Unlike Brighton Pride with its defined routes, organised park and street events, inclusive mixture in the Parade of large businesses and community groups and attendees of 300,000 or so – Sao Paulo was so very different.
It was held in the main street of Sao Paulo (Avienda Paulista – which resembles a motorway) and featured just 15 floats, from large organisations and clubs with no room for walking groups or community organisations.
All the floats were huge custom-built trailers with the sole purpose of carrying the biggest and loudest sound systems they could, carrying the largest boom boxes you could imaging to entertain the 3,000,000 (yes million!) who watch the parade pass by. The music they produced was so loud my ears were still ringing one week later.
The entire eight lanes of Avienda Paulista were crammed shoulder to shoulder with revellers, from 10am and the parade only moved when it felt like it. As I was leaving the metro stations were rammed with thousands more arriving at 5pm in the evening.
Fortunately it was mid winter in Brazil so the temperature was a comfortable 20 degrees centigrade – the prime spot to be dancing was over the air vents from the metro.
However, despite the air of fiesta there was a nervous undercurrent, as in the past the parade had been rocked by bombs. Thankfully this year, Sao Paulo Pride was incident free.
The parade took about 5 hours to complete the route, progressing like a train of very loud and colourful snails with a parallel stream of people dressed in colourful and outrageous costumes, walking and dancing besides it.
It finished in a local square where a top Brazilian DJ (their equivalent of Fatboy Slim) banged out current tunes till the early hours of the morning. However, most partygoers decamped to little squares and parks all over the city until 4am in the morning, when everyone was moved on by the police.

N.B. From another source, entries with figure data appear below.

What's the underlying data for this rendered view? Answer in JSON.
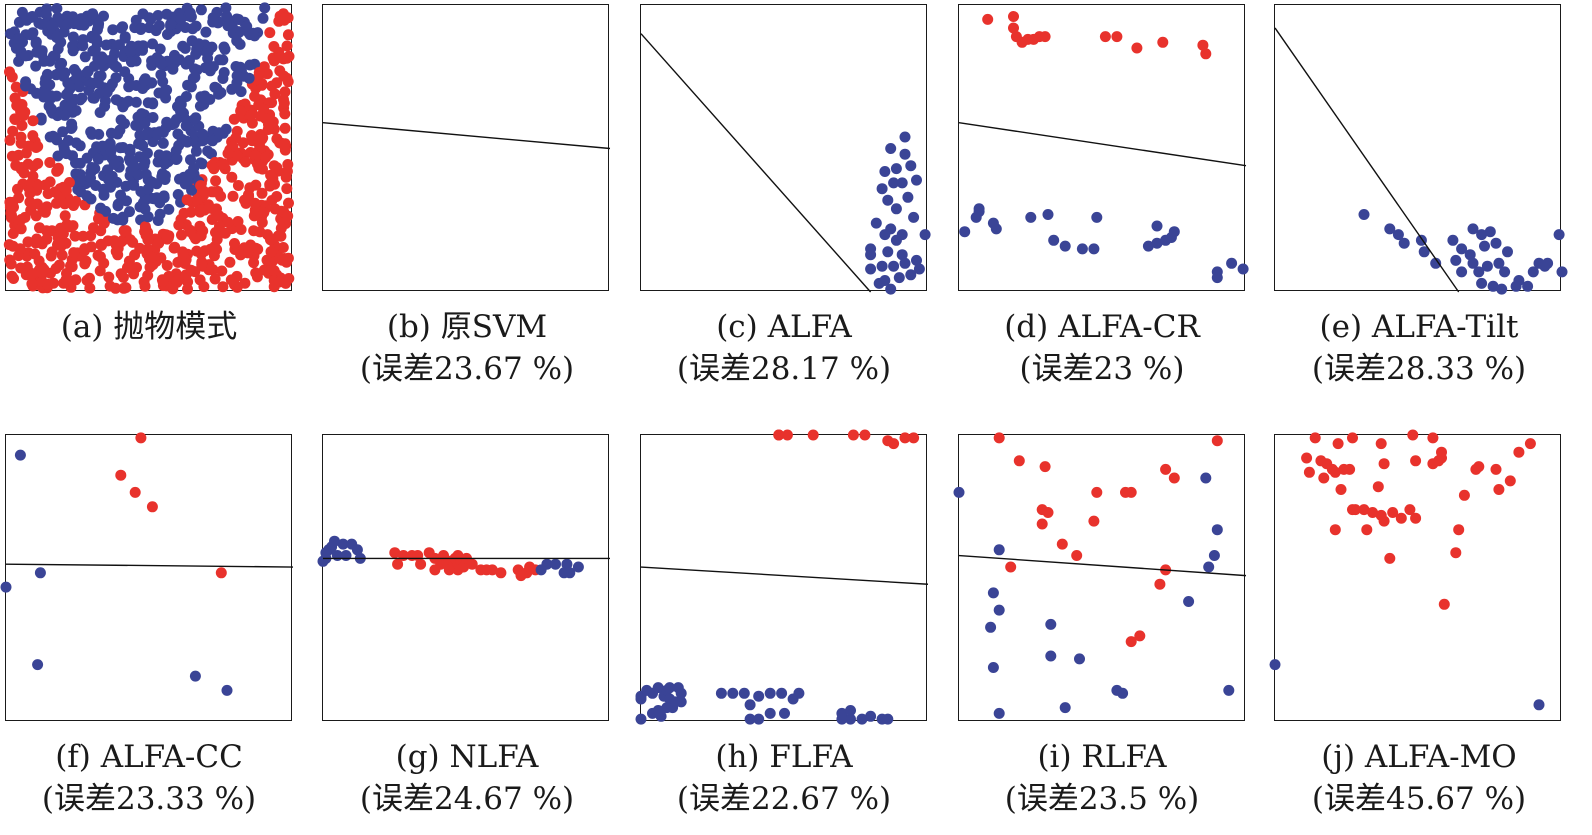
{
  "colors": {
    "red": "#e8322c",
    "blue": "#3a4496",
    "line": "#111111"
  },
  "chart_data": [
    {
      "type": "scatter",
      "caption": "(a) 抛物模式",
      "subtitle": "",
      "xlim": [
        0,
        1
      ],
      "ylim": [
        0,
        1
      ],
      "line": null,
      "blue_points": "generated-parabola-inner",
      "red_points": "generated-parabola-outer",
      "dataset": "parabola"
    },
    {
      "type": "scatter",
      "caption": "(b) 原SVM",
      "subtitle": "(误差23.67 %)",
      "xlim": [
        0,
        1
      ],
      "ylim": [
        0,
        1
      ],
      "line": [
        [
          0,
          0.41
        ],
        [
          1,
          0.5
        ]
      ],
      "red": [],
      "blue": []
    },
    {
      "type": "scatter",
      "caption": "(c) ALFA",
      "subtitle": "(误差28.17 %)",
      "xlim": [
        0,
        1
      ],
      "ylim": [
        0,
        1
      ],
      "line": [
        [
          0,
          0.1
        ],
        [
          0.8,
          1.0
        ]
      ],
      "red": [],
      "blue": [
        [
          0.92,
          0.46
        ],
        [
          0.87,
          0.5
        ],
        [
          0.92,
          0.52
        ],
        [
          0.85,
          0.58
        ],
        [
          0.94,
          0.56
        ],
        [
          0.89,
          0.57
        ],
        [
          0.96,
          0.61
        ],
        [
          0.88,
          0.62
        ],
        [
          0.91,
          0.62
        ],
        [
          0.84,
          0.64
        ],
        [
          0.93,
          0.67
        ],
        [
          0.86,
          0.68
        ],
        [
          0.89,
          0.71
        ],
        [
          0.95,
          0.74
        ],
        [
          0.82,
          0.76
        ],
        [
          0.87,
          0.78
        ],
        [
          0.91,
          0.8
        ],
        [
          0.85,
          0.8
        ],
        [
          0.89,
          0.82
        ],
        [
          0.99,
          0.8
        ],
        [
          0.8,
          0.85
        ],
        [
          0.86,
          0.86
        ],
        [
          0.91,
          0.87
        ],
        [
          0.96,
          0.89
        ],
        [
          0.92,
          0.9
        ],
        [
          0.84,
          0.91
        ],
        [
          0.88,
          0.91
        ],
        [
          0.97,
          0.92
        ],
        [
          0.8,
          0.92
        ],
        [
          0.9,
          0.95
        ],
        [
          0.85,
          0.96
        ],
        [
          0.94,
          0.94
        ],
        [
          0.87,
          0.99
        ],
        [
          0.8,
          0.87
        ],
        [
          0.83,
          0.97
        ]
      ]
    },
    {
      "type": "scatter",
      "caption": "(d) ALFA-CR",
      "subtitle": "(误差23 %)",
      "xlim": [
        0,
        1
      ],
      "ylim": [
        0,
        1
      ],
      "line": [
        [
          0,
          0.41
        ],
        [
          1,
          0.56
        ]
      ],
      "red": [
        [
          0.1,
          0.05
        ],
        [
          0.19,
          0.04
        ],
        [
          0.19,
          0.08
        ],
        [
          0.2,
          0.11
        ],
        [
          0.22,
          0.13
        ],
        [
          0.24,
          0.12
        ],
        [
          0.26,
          0.12
        ],
        [
          0.28,
          0.11
        ],
        [
          0.3,
          0.11
        ],
        [
          0.51,
          0.11
        ],
        [
          0.55,
          0.11
        ],
        [
          0.62,
          0.15
        ],
        [
          0.71,
          0.13
        ],
        [
          0.85,
          0.14
        ],
        [
          0.86,
          0.17
        ]
      ],
      "blue": [
        [
          0.07,
          0.71
        ],
        [
          0.06,
          0.74
        ],
        [
          0.07,
          0.72
        ],
        [
          0.12,
          0.76
        ],
        [
          0.13,
          0.78
        ],
        [
          0.25,
          0.74
        ],
        [
          0.31,
          0.73
        ],
        [
          0.48,
          0.74
        ],
        [
          0.33,
          0.82
        ],
        [
          0.37,
          0.84
        ],
        [
          0.43,
          0.85
        ],
        [
          0.47,
          0.85
        ],
        [
          0.66,
          0.84
        ],
        [
          0.69,
          0.83
        ],
        [
          0.72,
          0.82
        ],
        [
          0.74,
          0.81
        ],
        [
          0.69,
          0.77
        ],
        [
          0.75,
          0.79
        ],
        [
          0.02,
          0.79
        ],
        [
          0.9,
          0.93
        ],
        [
          0.95,
          0.9
        ],
        [
          0.99,
          0.92
        ],
        [
          0.9,
          0.95
        ]
      ]
    },
    {
      "type": "scatter",
      "caption": "(e) ALFA-Tilt",
      "subtitle": "(误差28.33 %)",
      "xlim": [
        0,
        1
      ],
      "ylim": [
        0,
        1
      ],
      "line": [
        [
          0,
          0.08
        ],
        [
          0.64,
          1.0
        ]
      ],
      "red": [],
      "blue": [
        [
          0.31,
          0.73
        ],
        [
          0.4,
          0.78
        ],
        [
          0.43,
          0.8
        ],
        [
          0.45,
          0.83
        ],
        [
          0.51,
          0.82
        ],
        [
          0.52,
          0.86
        ],
        [
          0.56,
          0.9
        ],
        [
          0.62,
          0.82
        ],
        [
          0.65,
          0.85
        ],
        [
          0.68,
          0.87
        ],
        [
          0.69,
          0.78
        ],
        [
          0.72,
          0.8
        ],
        [
          0.73,
          0.84
        ],
        [
          0.69,
          0.9
        ],
        [
          0.71,
          0.93
        ],
        [
          0.75,
          0.79
        ],
        [
          0.77,
          0.83
        ],
        [
          0.81,
          0.86
        ],
        [
          0.78,
          0.9
        ],
        [
          0.74,
          0.91
        ],
        [
          0.8,
          0.93
        ],
        [
          0.85,
          0.96
        ],
        [
          0.9,
          0.93
        ],
        [
          0.92,
          0.9
        ],
        [
          0.95,
          0.9
        ],
        [
          0.88,
          0.98
        ],
        [
          0.84,
          0.98
        ],
        [
          0.76,
          0.98
        ],
        [
          0.79,
          0.99
        ],
        [
          0.63,
          0.89
        ],
        [
          0.65,
          0.93
        ],
        [
          0.72,
          0.97
        ],
        [
          0.99,
          0.8
        ],
        [
          0.94,
          0.91
        ],
        [
          1.0,
          0.93
        ]
      ]
    },
    {
      "type": "scatter",
      "caption": "(f) ALFA-CC",
      "subtitle": "(误差23.33 %)",
      "xlim": [
        0,
        1
      ],
      "ylim": [
        0,
        1
      ],
      "line": [
        [
          0,
          0.45
        ],
        [
          1,
          0.46
        ]
      ],
      "red": [
        [
          0.47,
          0.01
        ],
        [
          0.4,
          0.14
        ],
        [
          0.45,
          0.2
        ],
        [
          0.51,
          0.25
        ],
        [
          0.75,
          0.48
        ]
      ],
      "blue": [
        [
          0.05,
          0.07
        ],
        [
          0.12,
          0.48
        ],
        [
          0.0,
          0.53
        ],
        [
          0.11,
          0.8
        ],
        [
          0.66,
          0.84
        ],
        [
          0.77,
          0.89
        ]
      ]
    },
    {
      "type": "scatter",
      "caption": "(g) NLFA",
      "subtitle": "(误差24.67 %)",
      "xlim": [
        0,
        1
      ],
      "ylim": [
        0,
        1
      ],
      "line": [
        [
          0,
          0.43
        ],
        [
          1,
          0.43
        ]
      ],
      "red": [
        [
          0.25,
          0.41
        ],
        [
          0.26,
          0.45
        ],
        [
          0.28,
          0.42
        ],
        [
          0.33,
          0.42
        ],
        [
          0.34,
          0.45
        ],
        [
          0.37,
          0.41
        ],
        [
          0.39,
          0.43
        ],
        [
          0.41,
          0.45
        ],
        [
          0.42,
          0.42
        ],
        [
          0.44,
          0.44
        ],
        [
          0.45,
          0.46
        ],
        [
          0.46,
          0.43
        ],
        [
          0.47,
          0.42
        ],
        [
          0.48,
          0.44
        ],
        [
          0.49,
          0.46
        ],
        [
          0.5,
          0.43
        ],
        [
          0.52,
          0.45
        ],
        [
          0.55,
          0.47
        ],
        [
          0.57,
          0.47
        ],
        [
          0.59,
          0.47
        ],
        [
          0.62,
          0.48
        ],
        [
          0.68,
          0.47
        ],
        [
          0.69,
          0.49
        ],
        [
          0.71,
          0.48
        ],
        [
          0.72,
          0.46
        ],
        [
          0.74,
          0.47
        ],
        [
          0.47,
          0.47
        ],
        [
          0.39,
          0.47
        ],
        [
          0.44,
          0.47
        ],
        [
          0.31,
          0.42
        ]
      ],
      "blue": [
        [
          0.01,
          0.43
        ],
        [
          0.02,
          0.4
        ],
        [
          0.03,
          0.39
        ],
        [
          0.04,
          0.37
        ],
        [
          0.05,
          0.42
        ],
        [
          0.07,
          0.38
        ],
        [
          0.08,
          0.42
        ],
        [
          0.1,
          0.38
        ],
        [
          0.12,
          0.4
        ],
        [
          0.13,
          0.43
        ],
        [
          0.0,
          0.44
        ],
        [
          0.78,
          0.45
        ],
        [
          0.81,
          0.45
        ],
        [
          0.85,
          0.45
        ],
        [
          0.89,
          0.46
        ],
        [
          0.84,
          0.48
        ],
        [
          0.86,
          0.48
        ],
        [
          0.76,
          0.47
        ],
        [
          0.01,
          0.41
        ]
      ]
    },
    {
      "type": "scatter",
      "caption": "(h) FLFA",
      "subtitle": "(误差22.67 %)",
      "xlim": [
        0,
        1
      ],
      "ylim": [
        0,
        1
      ],
      "line": [
        [
          0,
          0.46
        ],
        [
          1,
          0.52
        ]
      ],
      "red": [
        [
          0.48,
          0.0
        ],
        [
          0.51,
          0.0
        ],
        [
          0.6,
          0.0
        ],
        [
          0.74,
          0.0
        ],
        [
          0.78,
          0.0
        ],
        [
          0.86,
          0.02
        ],
        [
          0.88,
          0.03
        ],
        [
          0.92,
          0.01
        ],
        [
          0.95,
          0.01
        ],
        [
          0.48,
          0.0
        ]
      ],
      "blue": [
        [
          0.0,
          0.91
        ],
        [
          0.04,
          0.9
        ],
        [
          0.06,
          0.88
        ],
        [
          0.08,
          0.91
        ],
        [
          0.09,
          0.89
        ],
        [
          0.1,
          0.88
        ],
        [
          0.1,
          0.92
        ],
        [
          0.13,
          0.88
        ],
        [
          0.14,
          0.9
        ],
        [
          0.0,
          0.99
        ],
        [
          0.04,
          0.97
        ],
        [
          0.07,
          0.98
        ],
        [
          0.11,
          0.95
        ],
        [
          0.12,
          0.93
        ],
        [
          0.06,
          0.96
        ],
        [
          0.09,
          0.95
        ],
        [
          0.28,
          0.9
        ],
        [
          0.32,
          0.9
        ],
        [
          0.36,
          0.9
        ],
        [
          0.38,
          0.94
        ],
        [
          0.41,
          0.91
        ],
        [
          0.45,
          0.9
        ],
        [
          0.49,
          0.9
        ],
        [
          0.53,
          0.92
        ],
        [
          0.55,
          0.9
        ],
        [
          0.38,
          0.99
        ],
        [
          0.41,
          0.99
        ],
        [
          0.45,
          0.97
        ],
        [
          0.5,
          0.97
        ],
        [
          0.7,
          0.97
        ],
        [
          0.73,
          0.99
        ],
        [
          0.77,
          0.99
        ],
        [
          0.8,
          0.98
        ],
        [
          0.84,
          0.99
        ],
        [
          0.86,
          0.99
        ],
        [
          0.7,
          0.99
        ],
        [
          0.73,
          0.96
        ],
        [
          0.0,
          0.92
        ],
        [
          0.02,
          0.89
        ],
        [
          0.14,
          0.93
        ]
      ]
    },
    {
      "type": "scatter",
      "caption": "(i) RLFA",
      "subtitle": "(误差23.5 %)",
      "xlim": [
        0,
        1
      ],
      "ylim": [
        0,
        1
      ],
      "line": [
        [
          0,
          0.42
        ],
        [
          1,
          0.49
        ]
      ],
      "red": [
        [
          0.14,
          0.01
        ],
        [
          0.21,
          0.09
        ],
        [
          0.3,
          0.11
        ],
        [
          0.29,
          0.26
        ],
        [
          0.31,
          0.27
        ],
        [
          0.29,
          0.31
        ],
        [
          0.48,
          0.2
        ],
        [
          0.58,
          0.2
        ],
        [
          0.6,
          0.2
        ],
        [
          0.47,
          0.3
        ],
        [
          0.36,
          0.38
        ],
        [
          0.41,
          0.42
        ],
        [
          0.72,
          0.12
        ],
        [
          0.75,
          0.15
        ],
        [
          0.9,
          0.02
        ],
        [
          0.18,
          0.46
        ],
        [
          0.72,
          0.47
        ],
        [
          0.7,
          0.52
        ],
        [
          0.63,
          0.7
        ],
        [
          0.6,
          0.72
        ]
      ],
      "blue": [
        [
          0.0,
          0.2
        ],
        [
          0.14,
          0.4
        ],
        [
          0.86,
          0.15
        ],
        [
          0.9,
          0.33
        ],
        [
          0.89,
          0.42
        ],
        [
          0.87,
          0.46
        ],
        [
          0.12,
          0.55
        ],
        [
          0.14,
          0.61
        ],
        [
          0.11,
          0.67
        ],
        [
          0.32,
          0.66
        ],
        [
          0.32,
          0.77
        ],
        [
          0.42,
          0.78
        ],
        [
          0.12,
          0.81
        ],
        [
          0.55,
          0.89
        ],
        [
          0.57,
          0.9
        ],
        [
          0.94,
          0.89
        ],
        [
          0.14,
          0.97
        ],
        [
          0.37,
          0.95
        ],
        [
          0.8,
          0.58
        ]
      ]
    },
    {
      "type": "scatter",
      "caption": "(j) ALFA-MO",
      "subtitle": "(误差45.67 %)",
      "xlim": [
        0,
        1
      ],
      "ylim": [
        0,
        1
      ],
      "line": null,
      "red": [
        [
          0.14,
          0.01
        ],
        [
          0.22,
          0.03
        ],
        [
          0.27,
          0.01
        ],
        [
          0.37,
          0.03
        ],
        [
          0.48,
          0.0
        ],
        [
          0.55,
          0.01
        ],
        [
          0.58,
          0.08
        ],
        [
          0.57,
          0.09
        ],
        [
          0.89,
          0.03
        ],
        [
          0.85,
          0.06
        ],
        [
          0.11,
          0.08
        ],
        [
          0.18,
          0.1
        ],
        [
          0.21,
          0.13
        ],
        [
          0.24,
          0.12
        ],
        [
          0.26,
          0.12
        ],
        [
          0.2,
          0.12
        ],
        [
          0.38,
          0.1
        ],
        [
          0.49,
          0.09
        ],
        [
          0.55,
          0.1
        ],
        [
          0.7,
          0.12
        ],
        [
          0.71,
          0.11
        ],
        [
          0.77,
          0.12
        ],
        [
          0.82,
          0.16
        ],
        [
          0.78,
          0.19
        ],
        [
          0.66,
          0.21
        ],
        [
          0.17,
          0.15
        ],
        [
          0.23,
          0.19
        ],
        [
          0.36,
          0.18
        ],
        [
          0.28,
          0.26
        ],
        [
          0.31,
          0.26
        ],
        [
          0.34,
          0.27
        ],
        [
          0.37,
          0.28
        ],
        [
          0.41,
          0.27
        ],
        [
          0.44,
          0.29
        ],
        [
          0.47,
          0.26
        ],
        [
          0.49,
          0.29
        ],
        [
          0.38,
          0.3
        ],
        [
          0.21,
          0.33
        ],
        [
          0.27,
          0.26
        ],
        [
          0.32,
          0.33
        ],
        [
          0.64,
          0.33
        ],
        [
          0.63,
          0.41
        ],
        [
          0.4,
          0.43
        ],
        [
          0.59,
          0.59
        ],
        [
          0.16,
          0.09
        ],
        [
          0.12,
          0.13
        ],
        [
          0.58,
          0.06
        ]
      ],
      "blue": [
        [
          0.0,
          0.8
        ],
        [
          0.92,
          0.94
        ]
      ]
    }
  ]
}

The focus of this year’s parade was the fight for a secular state (estado laico.) The separation of church and state is particularly relevant at a time when right-wing religious leaders are rising to power at all levels in Brazilian politics.
The gay scene in Brazil is different to Brighton – the main gay male image in Brazil is all about being a top, macho, muscle Mary, and the young Brazilian men furiously vied to out-macho each other.
Speaking to a few local people, in very bad Portuguese, they said they faced the same huge pressures to conform to social norms that we all do; but compounded by religious prejudice and with the added pressure to be bigger and more macho than the next person (sounds wonderful I hear you exclaim!).
Macho men were not alone on the parade – there were all variations of the LGBT+ Spectrum, along with every type of costume and group imaginable, from carnival costumes, drag, lots of swimming trunks and feather boas and balloons being quite the feature.
Oddly, although Brazil is a place where friends hold hands with each other, being too close and intimate or ‘obviously’ LGBT+ is noted and frowned upon (it’s quite a hard balancing act to present your acceptable side), so in reality, there are times when England remains more open and accepting to LGBT+ folk than the more glamorous South American destinations we all dream about visiting.